Department of Rehabilitation, Graduate School of Health Sciences, Saitama Prefectural University, Koshigaya, Japan.
Front Neurol. 2020 Oct 20;11:581186. doi: 10.3389/fneur.2020.581186. eCollection 2020.
Recovery from motor paralysis is facilitated by affected patients' recognition of the need for and practice of their own exercise goals. Neurorehabilitation has been proposed and used for the treatment of motor paralysis in stroke, and its effect has been verified. If an expected score for the neurorehabilitation effect can be calculated using the Fugl-Meyer Motor Assessment (FMA), a global assessment index, before neurorehabilitation, such a score will be useful for optimizing the treatment application criteria and for setting a goal to enhance the treatment effect. Therefore, this study verified whether the responsiveness to a treatment method, the NovEl intervention using repetitive transcranial magnetic stimulation and occupational therapy (NEURO), in patients with post-stroke upper extremity (UE) motor paralysis could be predicted by the pretreatment FMA score. No control group was established in this study for NEURO treatment. To analyze the recovery of the motor function in the UE, delta-FMA was calculated from the pre- and post-FMA scores obtained during NEURO treatment. The probability of three levels of treatment responsiveness was evaluated in association with delta-FMA score (<5, 5 ≤ delta-FMA <10, and ≥10 as non-responders; responders; and hyper-responders, respectively) according to the reported minimal clinically important difference (MCID). The association of the initial FMA scores with post-FMA scores, from the status of the treatment responsiveness, was determined by multinomial logistic regression analysis. Finally, 1,254 patients with stroke, stratified by FMA scores were analyzed. About 45% of the patients who had FMA scores ranging from 30 to 40 before treatment showed improvement over the MCID by NEURO treatment (odds ratio = 0.93, 95% CI = 0.92-0.95). Furthermore, more than 25% of the patients with more severe initial values, ranging from 26 to 30, improved beyond the MCID calculated in the acute phase (odds ratio = 0.87, 95% CI = 0.85-0.89). These results suggest that the evaluated motor function score of the UE before NEURO treatment can be used to estimate the possibility of a patient recovering beyond MCID in the chronic phase. This study provided clinical data to estimate the effect of NEURO treatment by the pretreatment FMA-UE score.

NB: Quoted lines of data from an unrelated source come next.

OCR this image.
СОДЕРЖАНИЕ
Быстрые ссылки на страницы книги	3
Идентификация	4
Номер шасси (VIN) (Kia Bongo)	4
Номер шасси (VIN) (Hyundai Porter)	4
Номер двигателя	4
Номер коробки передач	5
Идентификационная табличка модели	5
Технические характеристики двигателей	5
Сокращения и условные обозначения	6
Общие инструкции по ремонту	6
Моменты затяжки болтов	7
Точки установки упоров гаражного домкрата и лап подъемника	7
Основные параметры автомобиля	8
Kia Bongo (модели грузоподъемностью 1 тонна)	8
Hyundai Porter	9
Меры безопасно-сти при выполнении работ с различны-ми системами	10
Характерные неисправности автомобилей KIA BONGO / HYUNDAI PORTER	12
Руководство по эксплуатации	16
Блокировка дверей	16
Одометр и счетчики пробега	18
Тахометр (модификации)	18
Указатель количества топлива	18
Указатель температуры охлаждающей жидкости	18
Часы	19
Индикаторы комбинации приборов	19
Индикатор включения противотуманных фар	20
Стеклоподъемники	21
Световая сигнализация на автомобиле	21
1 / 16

受影响患者认识到自身运动目标的必要性并进行实践,有助于运动麻痹的恢复。神经康复已被提出并用于治疗中风后的运动麻痹,其效果已得到验证。如果在神经康复前能使用全球评估指标Fugl - Meyer运动评估(FMA)计算出神经康复效果的预期评分,那么这样的评分将有助于优化治疗应用标准并设定提高治疗效果的目标。因此,本研究验证了中风后上肢(UE)运动麻痹患者对一种治疗方法——使用重复经颅磁刺激和职业治疗的NovEl干预(NEURO)的反应性是否可以通过治疗前的FMA评分来预测。本研究未为NEURO治疗设立对照组。为了分析UE运动功能的恢复情况,从NEURO治疗期间获得的FMA评分的前后值计算出delta - FMA。根据报告的最小临床重要差异(MCID),结合delta - FMA评分(分别以<5、5≤delta - FMA<10和≥10作为无反应者、反应者和高反应者)评估了三个治疗反应水平的概率。通过多项逻辑回归分析确定了初始FMA评分与治疗反应状态下的FMA后评分之间的关联。最后,对1254例按FMA评分分层的中风患者进行了分析。治疗前FMA评分在30至40之间的患者中,约45%经NEURO治疗后改善超过MCID(优势比 = 0.93,95%置信区间 = 0.92 - 0.95)。此外,初始值更严重(在26至30之间)的患者中,超过25%的患者改善超过急性期计算出的MCID(优势比 = 0.87,95%置信区间 = 0.85 - 0.89)。这些结果表明,NEURO治疗前评估的UE运动功能评分可用于估计患者在慢性期恢复超过MCID的可能性。本研究提供了临床数据,以通过治疗前FMA - UE评分估计NEURO治疗的效果。